The axiom in infinity in ZF states the following:
$$\exists x ((\emptyset \in x )\land \forall y (y \in x \implies y\cup \{y\} \in x) $$
My notes then defines
$$\mathbb{N}:= \bigcap\{z \in \mathcal{P}(x): \emptyset \in z \land \forall y(y \in z \implies y \cup \{y\} \in z)\}$$
But this seems to depend on the set $x$, so is this actually well-defined? I.e. if I choose another set $x'$ satisfying the same property and I define $\mathbb{N}$ w.r.t. $x'$, then will I even get the same set?
On
Yes you will, because the first property ensures that $x$ (or any set satisfying the property) contains at least all finite ordinals (it contains $\emptyset$, but then it contains $\{\emptyset\}=1$, $\{\{\emptyset\},\emptyset\}=2$, etc.).
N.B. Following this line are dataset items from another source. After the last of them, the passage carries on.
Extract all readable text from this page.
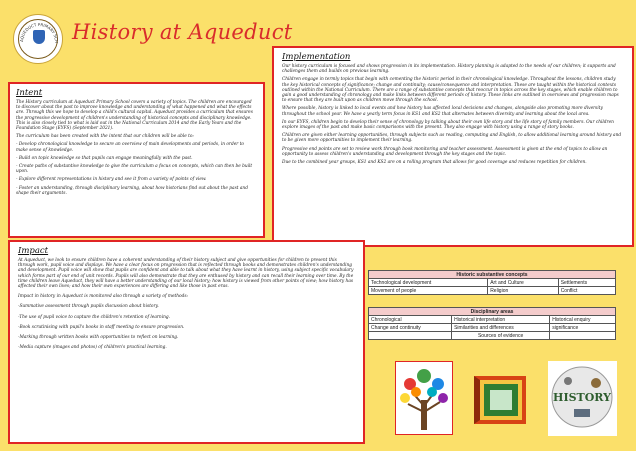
AQUEDUCT PRIMARY SCH History at Aqueduct
Intent

The History curriculum at Aqueduct Primary School covers a variety of topics. The children are encouraged to discover about the past to improve knowledge and understanding of what happened and what the effects are. Through this we hope to develop a child's cultural capital. Aqueduct provides a curriculum that ensures the progressive development of children's understanding of historical concepts and disciplinary knowledge. This is also closely tied to what is laid out in the National Curriculum 2014 and the Early Years and the Foundation Stage (EYFS) (September 2021).

The curriculum has been created with the intent that our children will be able to:

- Develop chronological knowledge to secure an overview of main developments and periods, in order to make sense of knowledge.

- Build on topic knowledge so that pupils can engage meaningfully with the past.

- Create paths of substantive knowledge to give the curriculum a focus on concepts, which can then be built upon.

- Explore different representations in history and see it from a variety of points of view.

- Foster an understanding, through disciplinary learning, about how historians find out about the past and shape their arguments.

Implementation

Our history curriculum is focused and shows progression in its implementation. History planning is adapted to the needs of our children; it supports and challenges them and builds on previous learning.

Children engage in termly topics that begin with cementing the historic period in their chronological knowledge. Throughout the lessons, children study the key historical concepts of significance; change and continuity; cause/consequence and interpretation. These are taught within the historical contexts outlined within the National Curriculum. There are a range of substantive concepts that reoccur in topics across the key stages, which enable children to gain a good understanding of chronology and make links between different periods of history. These links are outlined in overviews and progression maps to ensure that they are built upon as children move through the school.

Where possible, history is linked to local events and how history has affected local decisions and changes, alongside also promoting more diversity throughout the school year. We have a yearly term focus in KS1 and KS2 that alternates between diversity and learning about the local area.

In our EYFS, children begin to develop their sense of chronology by talking about their own life story and the life story of family members. Our children explore images of the past and make basic comparisons with the present. They also engage with history using a range of story books.

Children are given either learning opportunities, through subjects such as reading, computing and English, to allow additional learning around history and to be given more opportunities to implement their learning.

Progressive end points are set to review work through book monitoring and teacher assessment. Assessment is given at the end of topics to allow an opportunity to assess children's understanding and development through the key stages and the topic.

Due to the combined year groups, KS1 and KS2 are on a rolling program that allows for good coverage and reduces repetition for children.

Impact

At Aqueduct, we look to ensure children have a coherent understanding of their history subject and give opportunities for children to present this through work, pupil voice and displays. We have a clear focus on progression that is reflected through books and demonstrates children's understanding and development. Pupil voice will show that pupils are confident and able to talk about what they have learnt in history, using subject specific vocabulary which forms part of our end of unit records. Pupils will also demonstrate that they are enthused by history and can recall their learning over time. By the time children leave Aqueduct, they will have a better understanding of our local history; how history is viewed from other points of view; how history has affected their own lives; and how their own experiences are differing and like those in past eras.

Impact in history in Aqueduct is monitored also through a variety of methods:

-Summative assessment through pupils discussion about history.

-The use of pupil voice to capture the children's retention of learning.

-Book scrutinising with pupil's books in staff meeting to ensure progression.

-Marking through written books with opportunities to reflect on learning.

-Media capture (images and photos) of children's practical learning.

Historic substantive concepts		
Technological development	Art and Culture	Settlements
Movement of people	Religion	Conflict
Disciplinary areas		
Chronological	Historical interpretation	Historical enquiry
Change and continuity	Similarities and differences	significance
	Sources of evidence	
HISTORY
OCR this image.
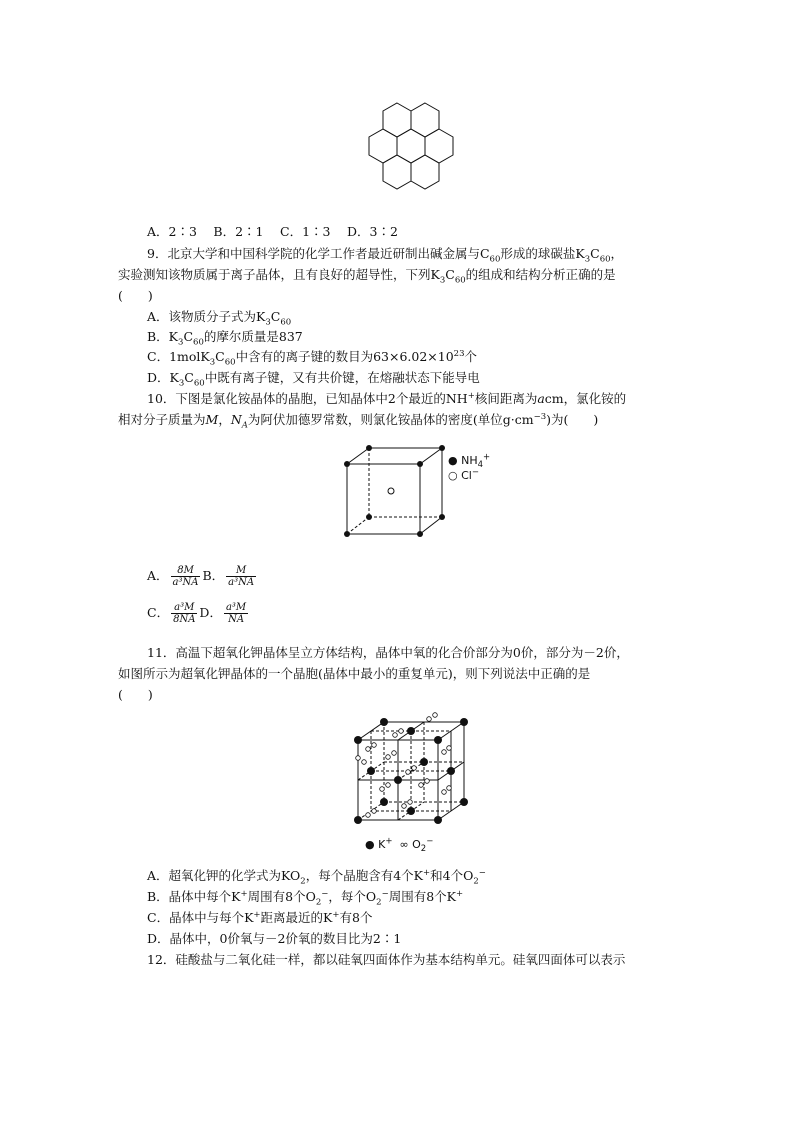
A．2∶3　 B．2∶1　 C．1∶3　 D．3∶2
9．北京大学和中国科学院的化学工作者最近研制出碱金属与$C_{60}$形成的球碳盐$K_3C_{60}$，
实验测知该物质属于离子晶体，且有良好的超导性，下列$K_3C_{60}$的组成和结构分析正确的是
(　　)
A．该物质分子式为$K_3C_{60}$
B．$K_3C_{60}$的摩尔质量是837
C．$1molK_3C_{60}$中含有的离子键的数目为$63\times 6.02\times 10^{23}$个
D．$K_3C_{60}$中既有离子键，又有共价键，在熔融状态下能导电
10．下图是氯化铵晶体的晶胞，已知晶体中2个最近的NH+核间距离为acm，氯化铵的
相对分子质量为M，$N_A$为阿伏加德罗常数，则氯化铵晶体的密度(单位$g\cdot cm^{-3}$)为(　　)
● $NH_4^+$
○ Cl−
A． $\frac{8M}{\text{a³NA}}$ B． $\frac{M}{\text{a³NA}}$
C． $\frac{\text{a³M}}{8NA}$ D． $\frac{\text{a³M}}{NA}$
11．高温下超氧化钾晶体呈立方体结构，晶体中氧的化合价部分为0价，部分为－2价，
如图所示为超氧化钾晶体的一个晶胞(晶体中最小的重复单元)，则下列说法中正确的是
(　　)
● K+ ∞ $O_2^-$
A．超氧化钾的化学式为$KO_2$，每个晶胞含有4个K+和4个$O_2^-$
B．晶体中每个K+周围有8个$O_2^-$，每个$O_2^-$周围有8个K+
C．晶体中与每个K+距离最近的K+有8个
D．晶体中，0价氧与－2价氧的数目比为2∶1
12．硅酸盐与二氧化硅一样，都以硅氧四面体作为基本结构单元。硅氧四面体可以表示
So whatever $x$ you start from it contains $\mathbb{N}$.
No, this does not depend on the set $x$.
If $x$ and $x'$ both have this property, then $x\cap x'$ also has this property. It follows that $\Bbb N$ is defined by intersecting over a subset of both $x$ and $x'$, which means that it does not depend on the choice of $x$.